Exemplos de atos políticos incluem a convocação extraordinária do Congresso Nacional, a formação de comissões parlamentares de investigação, a nomeação de ministros de Estado, relações com países estrangeiros, declaração de guerra e paz, permissão para forças estrangeiras transitarem pelo território nacional, declaração de estado de emergência ou situação, e intervenção federal em Estados. Além disso, atos decisórios que estabelecem metas, diretrizes ou planos governamentais também são considerados políticos e são implementados pela Administração Pública (estritamente) no desempenho da função administrativa.
3.2. Aspecto Subjetivo
De acordo com a Constituição Federal, existem três Poderes da União: Legislativo, Executivo e Judiciário, que são independentes e funcionam de forma harmônica entre si.
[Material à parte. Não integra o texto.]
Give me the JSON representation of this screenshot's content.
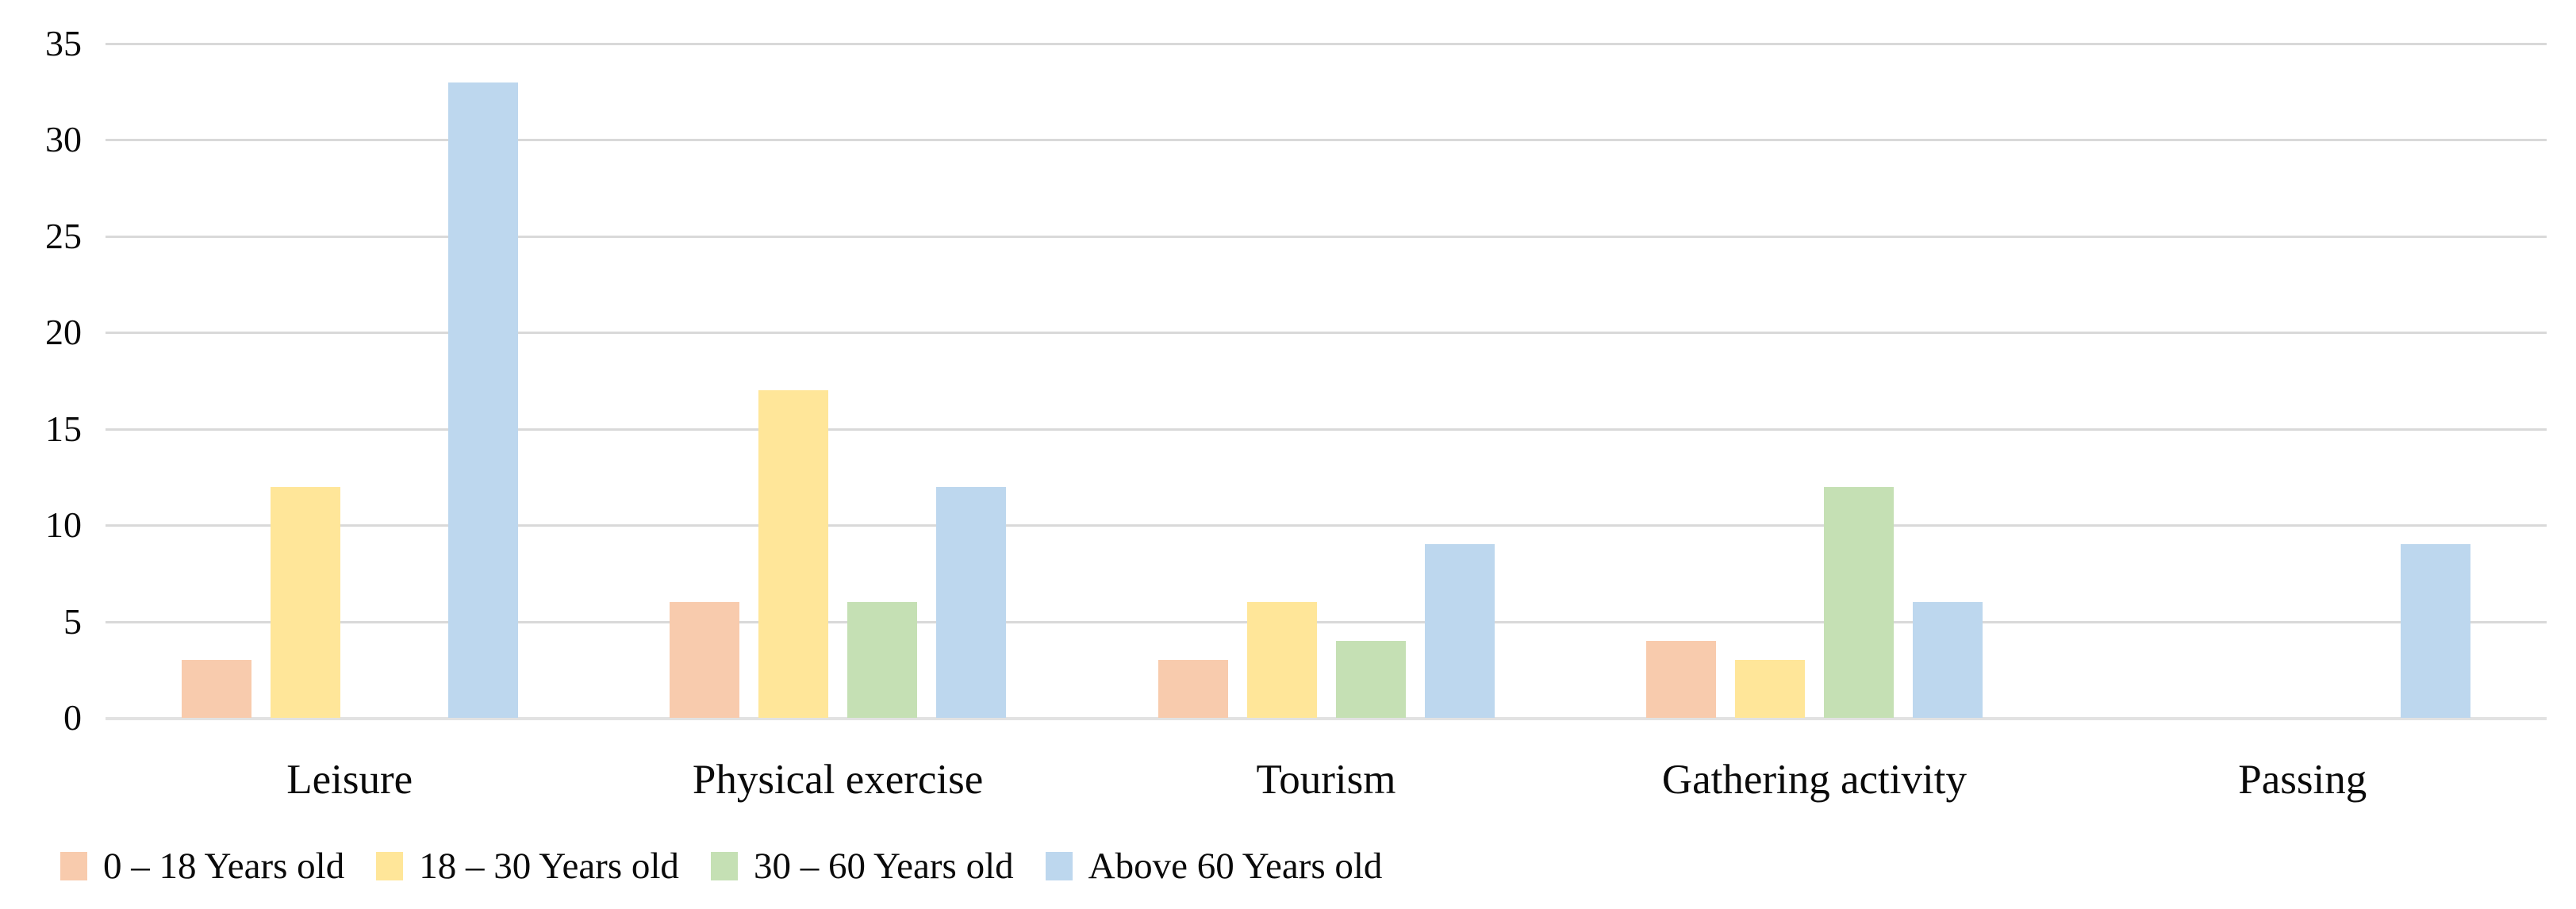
{
  "chart_data": {
    "type": "bar",
    "title": "",
    "xlabel": "",
    "ylabel": "",
    "categories": [
      "Leisure",
      "Physical exercise",
      "Tourism",
      "Gathering activity",
      "Passing"
    ],
    "series": [
      {
        "name": "0 – 18 Years old",
        "color": "#F8CBAD",
        "values": [
          3,
          6,
          3,
          4,
          0
        ]
      },
      {
        "name": "18 – 30 Years old",
        "color": "#FFE699",
        "values": [
          12,
          17,
          6,
          3,
          0
        ]
      },
      {
        "name": "30 – 60 Years old",
        "color": "#C5E0B4",
        "values": [
          0,
          6,
          4,
          12,
          0
        ]
      },
      {
        "name": "Above 60 Years old",
        "color": "#BDD7EE",
        "values": [
          33,
          12,
          9,
          6,
          9
        ]
      }
    ],
    "ylim": [
      0,
      35
    ],
    "yticks": [
      0,
      5,
      10,
      15,
      20,
      25,
      30,
      35
    ],
    "grid": "horizontal",
    "gridline_color": "#D9D9D9",
    "text_color": "#000000",
    "legend_position": "bottom-left",
    "background_color": "#FFFFFF"
  }
}
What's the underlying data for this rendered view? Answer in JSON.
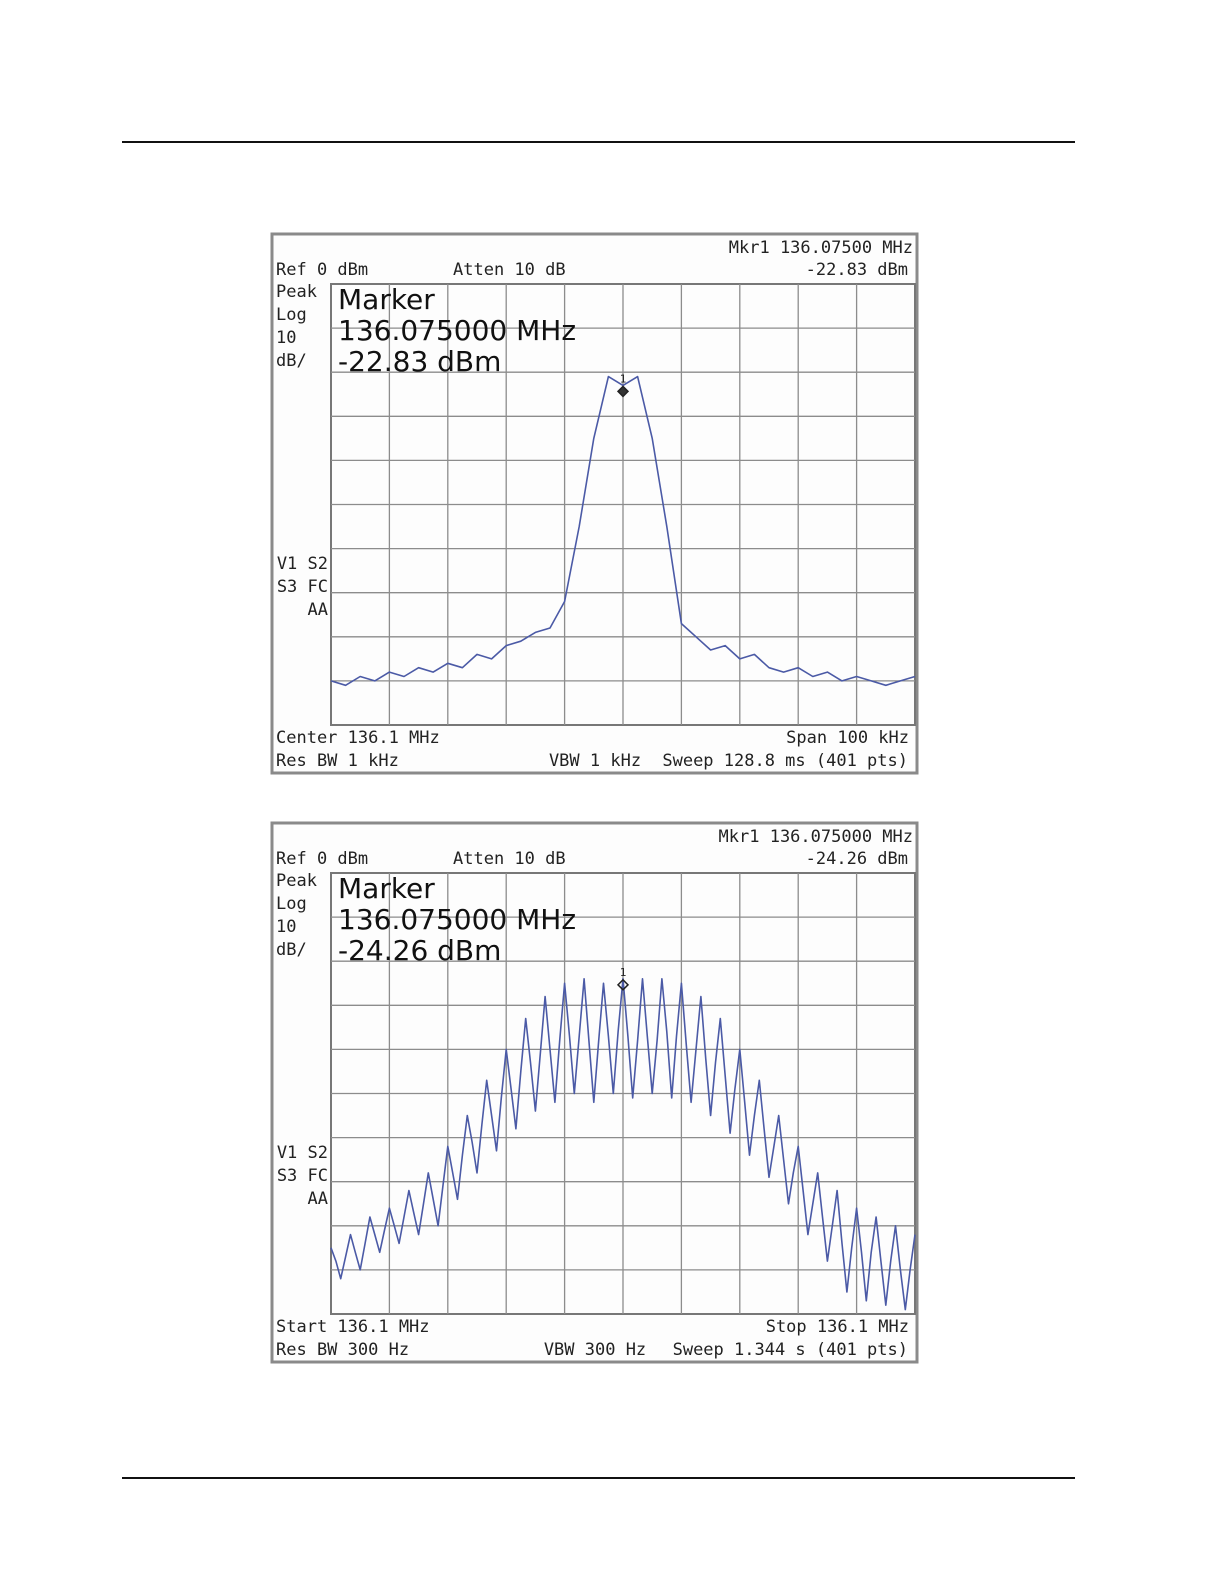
{
  "screens": [
    {
      "header": {
        "marker_readout": "Mkr1  136.07500 MHz",
        "marker_level": "-22.83 dBm",
        "reference": "Ref 0 dBm",
        "attenuation": "Atten 10 dB"
      },
      "left_labels": [
        "Peak",
        "Log",
        "10",
        "dB/"
      ],
      "status_labels": [
        "V1  S2",
        "S3  FC",
        "AA"
      ],
      "marker_box": [
        "Marker",
        "136.075000 MHz",
        "-22.83 dBm"
      ],
      "marker_number": "1",
      "footer": {
        "left_top": "Center 136.1 MHz",
        "right_top": "Span 100 kHz",
        "left_bottom": "Res BW 1 kHz",
        "center_bottom": "VBW 1 kHz",
        "right_bottom": "Sweep 128.8 ms (401 pts)"
      },
      "trace": {
        "color": "#4b5aa6",
        "ylim": [
          -100,
          0
        ],
        "values": [
          -90,
          -91,
          -89,
          -90,
          -88,
          -89,
          -87,
          -88,
          -86,
          -87,
          -84,
          -85,
          -82,
          -81,
          -79,
          -78,
          -72,
          -55,
          -35,
          -21,
          -23,
          -21,
          -35,
          -55,
          -77,
          -80,
          -83,
          -82,
          -85,
          -84,
          -87,
          -88,
          -87,
          -89,
          -88,
          -90,
          -89,
          -90,
          -91,
          -90,
          -89
        ]
      }
    },
    {
      "header": {
        "marker_readout": "Mkr1  136.075000 MHz",
        "marker_level": "-24.26 dBm",
        "reference": "Ref 0 dBm",
        "attenuation": "Atten 10 dB"
      },
      "left_labels": [
        "Peak",
        "Log",
        "10",
        "dB/"
      ],
      "status_labels": [
        "V1  S2",
        "S3  FC",
        "AA"
      ],
      "marker_box": [
        "Marker",
        "136.075000 MHz",
        "-24.26 dBm"
      ],
      "marker_number": "1",
      "footer": {
        "left_top": "Start 136.1 MHz",
        "right_top": "Stop 136.1 MHz",
        "left_bottom": "Res BW 300 Hz",
        "center_bottom": "VBW 300 Hz",
        "right_bottom": "Sweep 1.344 s (401 pts)"
      },
      "trace": {
        "color": "#4b5aa6",
        "ylim": [
          -100,
          0
        ],
        "values": [
          -85,
          -88,
          -92,
          -87,
          -82,
          -86,
          -90,
          -84,
          -78,
          -82,
          -86,
          -81,
          -76,
          -80,
          -84,
          -78,
          -72,
          -77,
          -82,
          -75,
          -68,
          -74,
          -80,
          -71,
          -62,
          -68,
          -74,
          -64,
          -55,
          -61,
          -68,
          -57,
          -47,
          -55,
          -63,
          -51,
          -40,
          -49,
          -58,
          -45,
          -33,
          -43,
          -54,
          -41,
          -28,
          -40,
          -52,
          -38,
          -25,
          -37,
          -50,
          -37,
          -24,
          -38,
          -52,
          -38,
          -25,
          -37,
          -50,
          -36,
          -24,
          -37,
          -51,
          -38,
          -24,
          -37,
          -50,
          -38,
          -24,
          -36,
          -51,
          -37,
          -25,
          -39,
          -52,
          -40,
          -28,
          -42,
          -55,
          -43,
          -33,
          -46,
          -59,
          -49,
          -40,
          -52,
          -64,
          -55,
          -47,
          -58,
          -69,
          -62,
          -55,
          -65,
          -75,
          -68,
          -62,
          -72,
          -82,
          -75,
          -68,
          -78,
          -88,
          -80,
          -72,
          -84,
          -95,
          -85,
          -76,
          -86,
          -97,
          -86,
          -78,
          -88,
          -98,
          -88,
          -80,
          -90,
          -99,
          -90,
          -82
        ]
      }
    }
  ]
}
No entanto, cada um dos Poderes é predominantemente responsável por uma das três funções básicas, garantindo um sistema de equilíbrio através de interferências. Além de suas principais funções de legislar e julgar, respectivamente, o Legislativo e o Judiciário também exercem algumas funções administrativas, como o poder hierárquico e disciplinar sobre seus funcionários.
Igualmente, o Executivo tem participação na função legislativa, iniciando projetos de lei, vetando projetos aprovados pelo Legislativo, adotando medidas provisórias com força de lei de acordo com o artigo 62 da Constituição, ou elaborando leis delegadas seguindo o artigo 68. Além disso, o Legislativo também tem papel judicante, como no caso de julgar o Presidente da República, Ministros de Estado, e Comandantes das forças armadas por crimes de responsabilidade. E, ainda, no processo e julgamento de Ministros do STF, membros do Conselho Nacional de Justiça e Conselho Nacional do Ministério Público, Procurador Geral da República e Advogado Geral da União por crimes de responsabilidade, de acordo com o inciso I e II do artigo 52 da Constituição Federal.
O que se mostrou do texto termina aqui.